Amiram Ben Uliel (right)
Amiram Ben Uliel (right)Arutz Sheva

Amiram Ben Uliel, the suspect who has been charged with murder in the Duma case, was taken to the Arab village and told to reenact the event to be recorded as part off the evidence in the case.

The Israel Security Agency (ISA) agents and police officers who took Ben Uliel instructed him to point to the location that the events occurred and to reenact for them the arson. 

According to an Army Radio report on Thursday, Ben Uliel gave vague answers and asked the officers "don't force me." The reenactment took place on Saturday night, December 20th, just three days after Ben Uliel confessed under extreme physical and emotional pressure and duress that the ISA investigators had applied to all of the suspects. 

According to the report, the detectives and ISA personnel took Ben Uliel to Duma and asked him "Where are we going?" Ben Uliel responded, "I have no idea." The detectives told him "just like what we talked about, nothing has changed, where are we going?" Ben Uliel responded and said "I don't know...To Duma." 

The detectives said "and what will we see in Duma." Ben Uliel answered and said "houses." "And what happened to those houses in Duma?" said the detective. Ben Uliel offered "they were burned." 

The detective then read for Ben Uliel a pre-written document that said "I am prepared of my own free will to point out what happened," and then told Ben Uliel to sign the document. 

One of the officers told Ben Uliel to take off his kippah and put a hat on, and to roll up his payot during the search. The officer said "I don't want you to stand out here."  Ben Uliel surprised the officers and said "I want to stand out here. Why, what should I be ashamed of?"

According to the report, Ben Uliel wanted the Palestinian residents to know what was happening and who was coming, since they already knew that a reenactment was taking place. 

Ben Uliel later on described the events as the ISA believe them to have occurred, including certain facts and information that only the investigators or perpetrator could have known.

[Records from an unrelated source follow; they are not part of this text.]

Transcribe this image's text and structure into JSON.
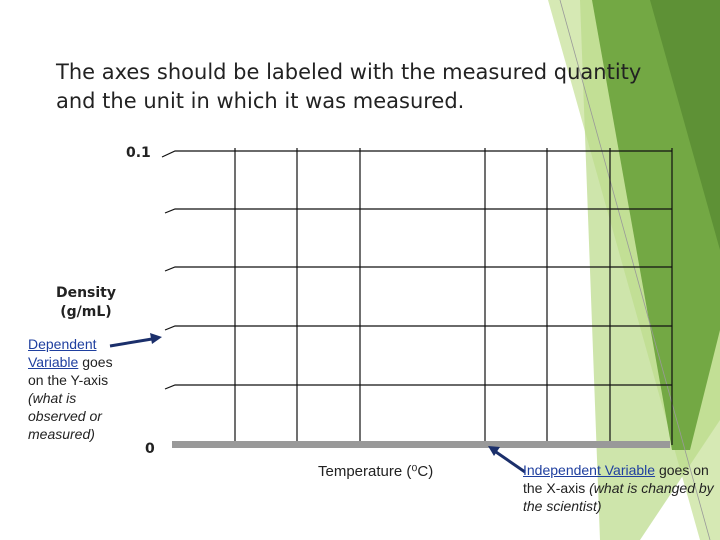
{
  "slide": {
    "title": "The axes should be labeled with the measured quantity and the unit in which it was measured."
  },
  "graph": {
    "y_top_label": "0.1",
    "y_bottom_label": "0",
    "y_axis_label": "Density (g/mL)",
    "x_axis_label": "Temperature (⁰C)"
  },
  "left_note": {
    "link": "Dependent Variable",
    "text": "goes on the Y-axis",
    "italic": "(what is observed or measured)"
  },
  "right_note": {
    "link": "Independent Variable",
    "text": "goes on the X-axis",
    "italic": "(what is changed by the scientist)"
  }
}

He described that the bottle of the firebomb was colored green, for example, and he also gave a detailed description of the Dawabshe family's car and house. He mentioned that he stood during the flight from the house after the attack occurred, a detail corroborated by eyewitness accounts, according to the ISA.

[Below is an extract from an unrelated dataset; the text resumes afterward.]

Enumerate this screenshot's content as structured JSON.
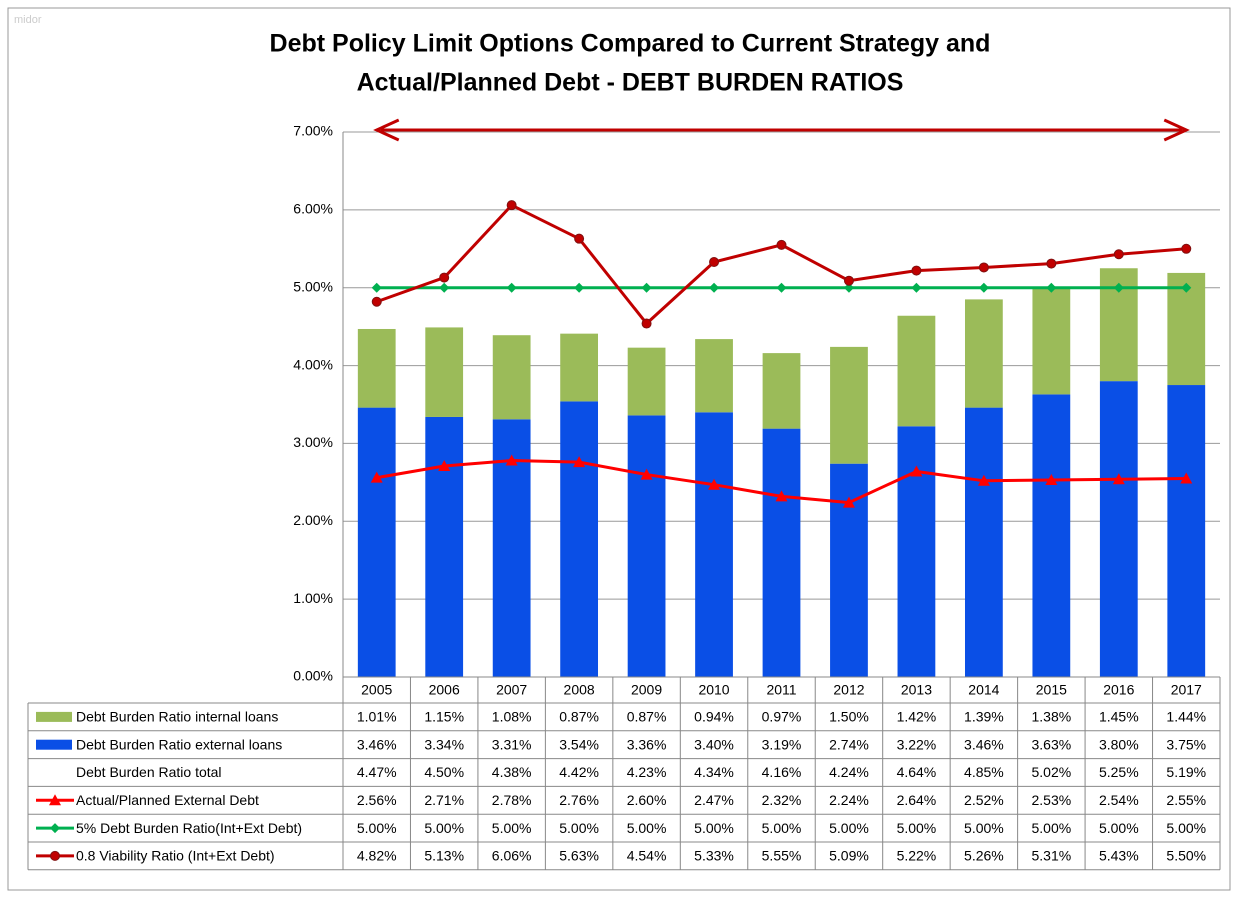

Ben Uliel's lawyers claim that the reenactment is unusable as evidence and it was forced out from Ben Uliel under duress. Hai Haber, one of the attorneys on the case, said: "I don't know how the prosecutors will be able to prove that this is a truthful testimony, since it is clear that they were not given of his own free will, but that physical and emotional duress form the basis of these confessions."